## Tuesday, April 23, 2013

A way to measure the spread of data about the mean is by using the standard deviation. If the spread is small, the standard deviation is small. If the spread is large, the standard deviation is large. The proportion of the data that falls within a certain number of standard deviations from the mean is very definite and precise with a bell shaped curve. But what can be said about the proportion of data spread about the mean for other distributions such as skewed, symmetric, or other shapes? Chebyshev's Theorem will solve this problem.

The basis of Chebyshev's Theorem is that no matter how large or small a data set is from a population or a sample, the proportion of data that lies within k standard deviations is at least 1 - 1/k2. For k = 2, the proportion is 1 - 1/4 = .75. For k = 3, the proportion is 1 - 1/9 = .889. For k = 4, the proportion is 1 - 1/16 = .938. These results mean that at least 75% of the data must fall within 2 standard deviations from the mean, 88.9% must fall within 3 standard deviations from the mean, and at least 93.8% must fall within 4 standard deviations from the mean.

Many distributions will have much greater percentages of the data falling within specified intervals. For example, in the well known normal distribution, which is bell shaped, 95% of the data falls within 2 standard deviations, 99.7% falls within 3 standard deviations from the mean, and virtually 100% falls within 4 standard deviations from the mean.

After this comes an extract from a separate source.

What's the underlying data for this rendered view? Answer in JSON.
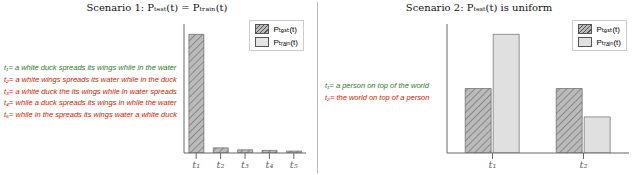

Here's an example using Chebyshev's Theorem.

Suppose students at a local college volunteer to work on community projects, such as cleaning parks, renovating playgrounds, and planting trees. A professor in charge of the program kept track of the time in hours that each student worked. Suppose a random sample of x students in the program were picked and the mean hours the students worked was 24.5 hours, and the standard deviation was 1.4 hours. From this information we can find an interval which at least 75%, 88.9% and 93.8% of the students worked.

Interval which at least 75% worked is 24.5 +/- 2(1.4) = 21.7 to 27.3 hours.
Interval which at least 88.9% worked is 24.5 +/- 3(1.4) = 20.3 to 28.7 hours.
Interval which at least 93.8% worked is 24.5 +/- 4(1.4) = 18.9 to 30.1 hours.

This guide should help students better understand Chebyshev's Theorem and how it can be applied.